Kuratorin Felicity Korn über die Ausstellung zu Hans-Peter Feldmann in Düsseldorf – Sammlung 09/25

Der Künstler eignete sich Werke anderer an, verfremdete sie oder stellte sie in neue Kontexte. Das Museum Kunstpalast zeigt die letzte Ausstellung, an der Feldmann vor seinem Tod 2023 mitgearbeitet hat.

engels: Frau Korn, wo fängt bei Hans-Peter Feldmann die Kunst an?

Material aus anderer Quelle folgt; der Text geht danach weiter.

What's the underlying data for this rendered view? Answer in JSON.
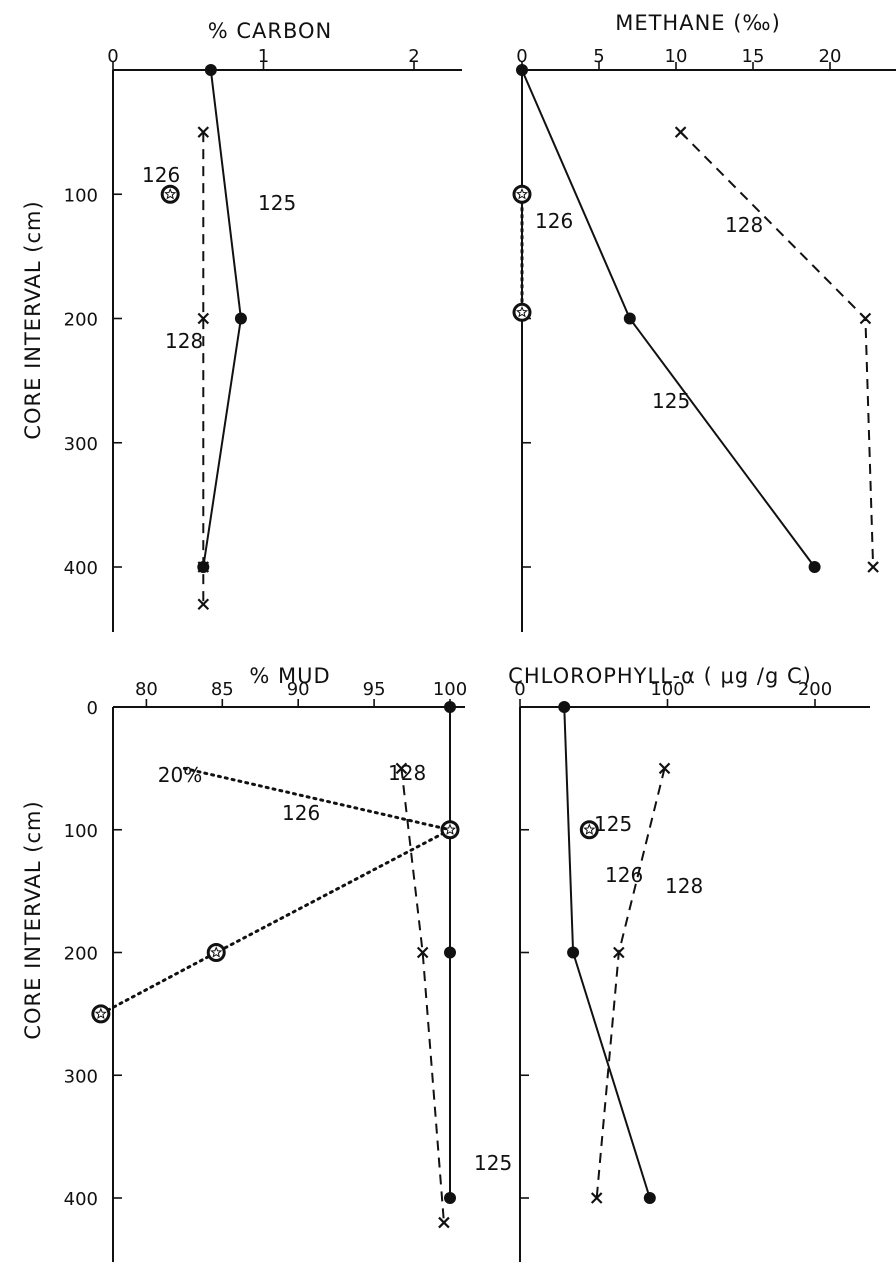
{
  "figure": {
    "y_axis_label": "CORE INTERVAL (cm)"
  },
  "chart_data": [
    {
      "id": "carbon",
      "type": "line",
      "title": "% CARBON",
      "xlabel": "% CARBON",
      "ylabel": "CORE INTERVAL (cm)",
      "xlim": [
        0,
        2.3
      ],
      "ylim": [
        0,
        450
      ],
      "x_ticks": [
        0,
        1,
        2
      ],
      "x_tick_labels": [
        "0",
        "1",
        "2"
      ],
      "y_ticks": [
        100,
        200,
        300,
        400
      ],
      "y_tick_labels": [
        "100",
        "200",
        "300",
        "400"
      ],
      "series": [
        {
          "name": "125",
          "style": "solid",
          "marker": "dot",
          "x": [
            0.65,
            0.85,
            0.6
          ],
          "y": [
            0,
            200,
            400
          ]
        },
        {
          "name": "128",
          "style": "dashed",
          "marker": "x",
          "x": [
            0.6,
            0.6,
            0.6,
            0.6
          ],
          "y": [
            50,
            200,
            400,
            430
          ]
        },
        {
          "name": "126",
          "style": "none",
          "marker": "star",
          "x": [
            0.38
          ],
          "y": [
            100
          ]
        }
      ]
    },
    {
      "id": "methane",
      "type": "line",
      "title": "METHANE (‰)",
      "xlabel": "METHANE (‰)",
      "ylabel": "CORE INTERVAL (cm)",
      "xlim": [
        0,
        23
      ],
      "ylim": [
        0,
        450
      ],
      "x_ticks": [
        0,
        5,
        10,
        15,
        20
      ],
      "x_tick_labels": [
        "0",
        "5",
        "10",
        "15",
        "20"
      ],
      "y_ticks": [
        100,
        200,
        300,
        400
      ],
      "series": [
        {
          "name": "125",
          "style": "solid",
          "marker": "dot",
          "x": [
            0,
            7,
            19
          ],
          "y": [
            0,
            200,
            400
          ]
        },
        {
          "name": "128",
          "style": "dashed",
          "marker": "x",
          "x": [
            10.3,
            22.3,
            22.8
          ],
          "y": [
            50,
            200,
            400
          ]
        },
        {
          "name": "126",
          "style": "dotted",
          "marker": "star",
          "x": [
            0,
            0
          ],
          "y": [
            100,
            195
          ]
        }
      ]
    },
    {
      "id": "mud",
      "type": "line",
      "title": "% MUD",
      "xlabel": "% MUD",
      "ylabel": "CORE INTERVAL (cm)",
      "xlim": [
        77,
        101
      ],
      "ylim": [
        0,
        420
      ],
      "x_ticks": [
        80,
        85,
        90,
        95,
        100
      ],
      "x_tick_labels": [
        "80",
        "85",
        "90",
        "95",
        "100"
      ],
      "y_ticks": [
        0,
        100,
        200,
        300,
        400
      ],
      "y_tick_labels": [
        "0",
        "100",
        "200",
        "300",
        "400"
      ],
      "annotation": "20%",
      "series": [
        {
          "name": "125",
          "style": "solid",
          "marker": "dot",
          "x": [
            100,
            100,
            100,
            100
          ],
          "y": [
            0,
            100,
            200,
            400
          ]
        },
        {
          "name": "128",
          "style": "dashed",
          "marker": "x",
          "x": [
            96.8,
            98.2,
            99.6
          ],
          "y": [
            50,
            200,
            420
          ]
        },
        {
          "name": "126",
          "style": "dotted",
          "marker": "star",
          "x": [
            100,
            84.6,
            77
          ],
          "y": [
            100,
            200,
            250
          ]
        },
        {
          "name": "126-upper",
          "style": "dotted",
          "marker": "none",
          "x": [
            82.5,
            100
          ],
          "y": [
            50,
            100
          ]
        }
      ]
    },
    {
      "id": "chlorophyll",
      "type": "line",
      "title": "CHLOROPHYLL-α ( μg /g C)",
      "xlabel": "CHLOROPHYLL-α ( μg /g C)",
      "ylabel": "CORE INTERVAL (cm)",
      "xlim": [
        0,
        230
      ],
      "ylim": [
        0,
        420
      ],
      "x_ticks": [
        0,
        100,
        200
      ],
      "x_tick_labels": [
        "0",
        "100",
        "200"
      ],
      "y_ticks": [
        100,
        200,
        300,
        400
      ],
      "series": [
        {
          "name": "125",
          "style": "solid",
          "marker": "dot",
          "x": [
            30,
            36,
            88
          ],
          "y": [
            0,
            200,
            400
          ]
        },
        {
          "name": "128",
          "style": "dashed",
          "marker": "x",
          "x": [
            98,
            67,
            52
          ],
          "y": [
            50,
            200,
            400
          ]
        },
        {
          "name": "126",
          "style": "none",
          "marker": "star",
          "x": [
            47
          ],
          "y": [
            100
          ]
        }
      ]
    }
  ]
}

Felicity Korn: Das ist genau die Frage, die unsere Ausstellung stellen will und die auch Hans-Peter Feldmann in seiner Kunst beschäftigt. In seinen Werken geht es eigentlich immer darum, dass er das Nachdenken darüber anregen möchte, wo die Kunst anfängt und der Alltag aufhört und wo sich beides vielleicht begegnet. Ist es überhaupt möglich, Grenzen zu ziehen oder fließen Kunst und Leben ineinander? Jede:r hat eine andere Perspektive auf die Frage. Feldmann möchte die Grenzen, die der Kunstbetrieb suggeriert, aufbrechen. Dies tut er mit einer gewissen Lockerheit und Leichtigkeit.

Schauen wir auf die Überschreitung der traditionellen Kunstgrenzen – gab es das nicht schon bei Dada und Fluxus?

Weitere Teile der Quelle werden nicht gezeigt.